Early Life and Career
Born in Macclesfield, Jackson was the son of Ernest Jackson, a baker, and his wife Margaret. He was educated at The King's School, at the time a direct-grant grammar school, and now an independent school in Macclesfield, Cheshire and his sister, Hilary, later claimed in a newspaper feature that he was already focused on a media career by the age of twelve. Following school, Jackson studied at the Polytechnic of Central London (renamed the University of Westminster in 1992), from which he graduated with a First Class Honours BA in Media Studies in 1979. The media studies degree at the Polytechnic of Central London had been launched by David Cardiff in 1969, when the institution was still known by its former title of Regent Street Polytechnic, and was the first such degree course ever to have been established in the United Kingdom.
Immediately after graduating, Jackson became the organiser of "The Channel Four Group", having written his final year dissertation at college on the prospect of a fourth national television channel in Britain. The Channel Four Group was a collective of television producers lobbying the British Government to establish a new independent television channel outside of the BBC / ITV duopoly, to act as a "publisher" of programmes produced by independent production companies rather than using the almost exclusively in-house production methods the existing channels then employed. This channel, named Channel 4, was eventually launched in 1982, and Jackson was the producer of one of its first major documentary series, The Sixties, screened that year.
The following year he joined the staff of the independent production company Beat Productions Ltd, where he continued to make programmes for Channel 4. The two most noted programmes he worked on for the channel during the 1980s were Open the Box, which looked at the way television programmes were both produced and viewed and the attitudes held towards them, and The Media Show, of which he was founding editor when it launched in 1987. The Media Show went on to become an acclaimed series, described by Waldemar Januszczak in The Guardian newspaper in 1997 as "one of the defining television programmes of the 1980s... In Michael Jackson, its first producer, it gave us a media-genius."

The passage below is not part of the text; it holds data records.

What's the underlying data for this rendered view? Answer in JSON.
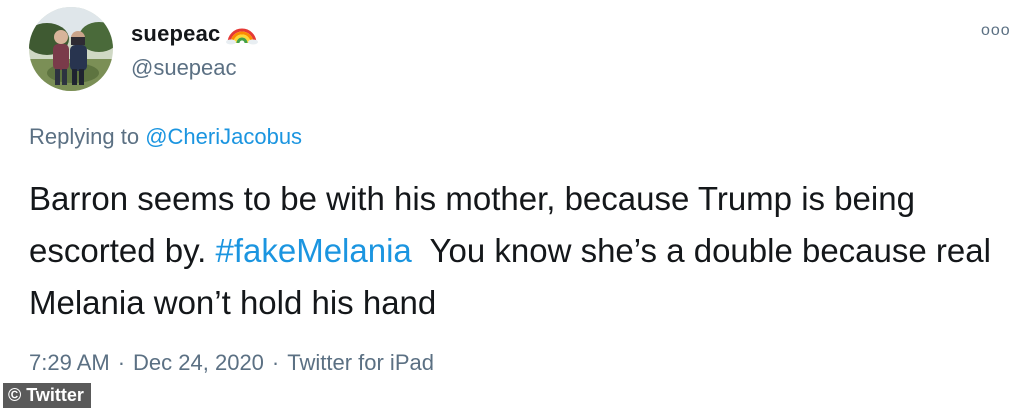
{
  "user": {
    "display_name": "suepeac",
    "name_emoji_icon": "rainbow-icon",
    "handle": "@suepeac",
    "avatar_icon": "profile-photo"
  },
  "more_menu": {
    "icon": "more-options-icon",
    "glyph": "ooo"
  },
  "reply": {
    "prefix": "Replying to",
    "mention": "@CheriJacobus"
  },
  "tweet": {
    "text_before_hashtag": "Barron seems to be with his mother, because Trump is being escorted by. ",
    "hashtag": "#fakeMelania",
    "text_after_hashtag": "  You know she’s a double because real Melania won’t hold his hand"
  },
  "meta": {
    "time": "7:29 AM",
    "separator1": "·",
    "date": "Dec 24, 2020",
    "separator2": "·",
    "source": "Twitter for iPad"
  },
  "watermark": {
    "text": "© Twitter"
  },
  "colors": {
    "link": "#1b95e0",
    "secondary_text": "#5b7083",
    "primary_text": "#14171a"
  }
}
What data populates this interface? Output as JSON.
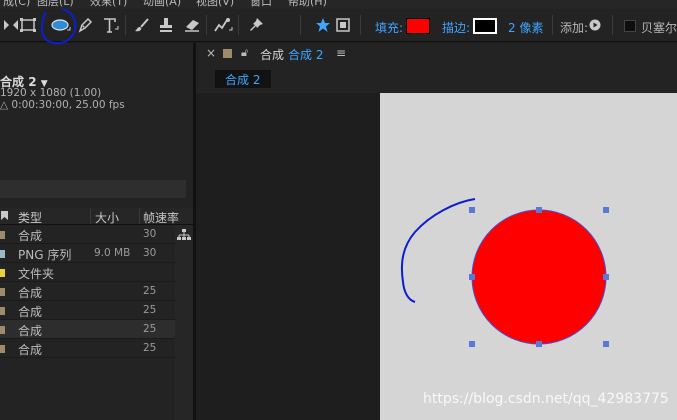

Despite his success in the independent sector however, in 1988 Jackson was persuaded by Alan Yentob, the then Controller of BBC Two, to join the staff of the BBC. Jackson came to be seen as something of a protégé of Yentob's during his time at the corporation, both coming from a background in arts and media programming, and Yentob immediately installed Jackson as the founding editor of the new late-night BBC Two arts magazine series The Late Show.